In 2020 and 2021, she was a member of the Food and Drug Administration vaccine and biological products advisory committee.

==Awards and recognition==
In 1983, she was awarded the National Technical Association Service Award, Anna Fund Postdoctoral Award, and Thornton Professional Achievement Award. In 1987, she was also awarded the Ford Foundation fellowship and in 1992 she was awarded the NSF Career Advancement Award. Fuller other awards includes the Woman of the Year in Human Relations by the University of Michigan Task Force (1998) her service with the Distinguished Service Award in Microbiology and Ministry from the Missions Society, AME, the Robert Smith Community Service "Humanitarian Award", and her biography was highlighted in "Distinguished African American Scientists of the 20th Century" (Kessler, Kidd, and Morin, Oryx Press, Phoenix, AZ, 1996). In 2012, she received a Fulbright US Scholar Program award. In January 2013, she began nine months of research in the Copperbelt region in Zambia, which her work focused on bringing biomedical information into communities through local religious leaders.
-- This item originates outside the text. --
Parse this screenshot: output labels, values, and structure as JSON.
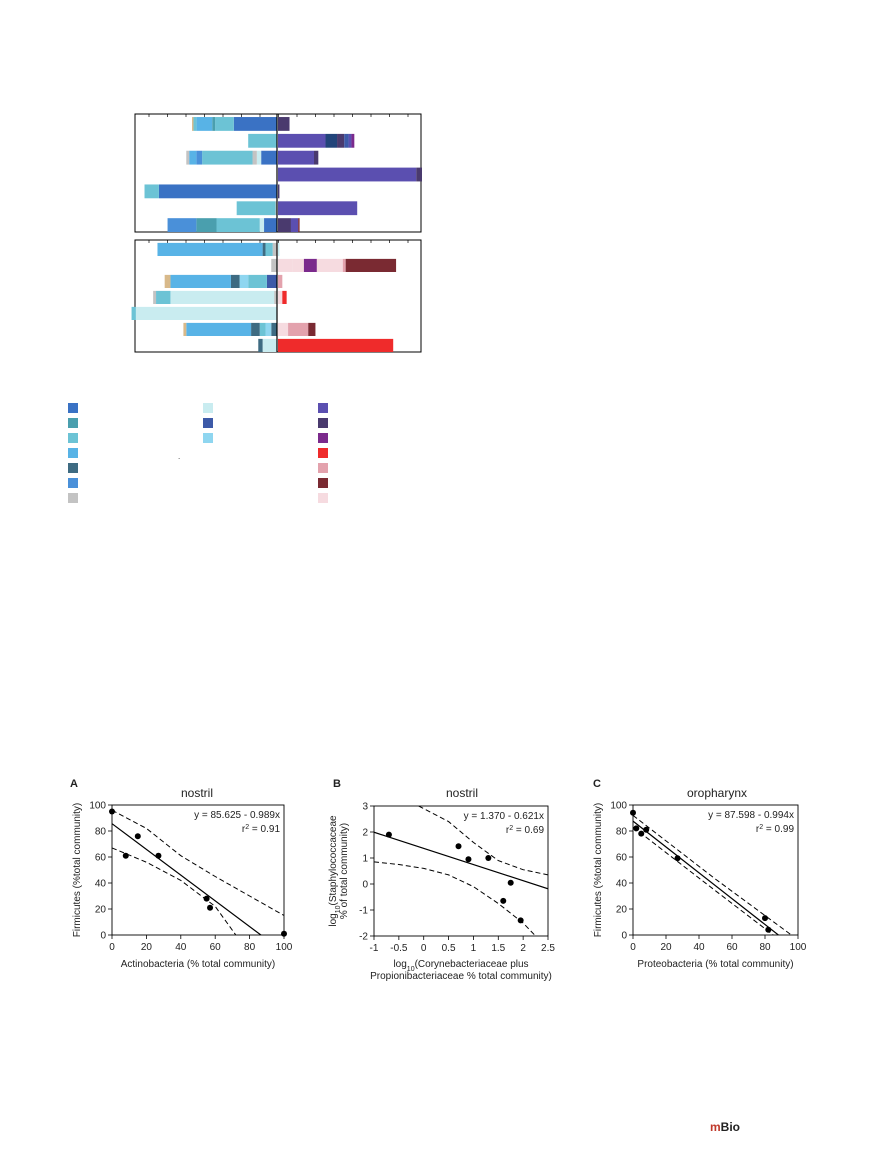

During a sabbatical in 2006, Fuller traveled to several African nations, including Botswana, South Africa and Zambia to help members of the clergy to better understand the science behind HIV and AIDS and how to help educate their congregations on the impact of AIDS impacts in their communities. In 2022, she was awarded the University of Michigan's Regents’ Award for Distinguished Public Service, which recognizes public service activities that relate closely to teaching and research, and reflect professional and academic expertise, as well as the university's Sarah Goddard Power Award, which recognizes individuals who have made significant contributions to the betterment of women through their leadership, scholarship or other ways in their professional life.

Now her legacy continues on to support other women with the A. Ovetta Fuller Award, which supports up and coming scholars who have dedicate themselves to making progress in fields of health disparities, infectious disease, or microbiology and immunology.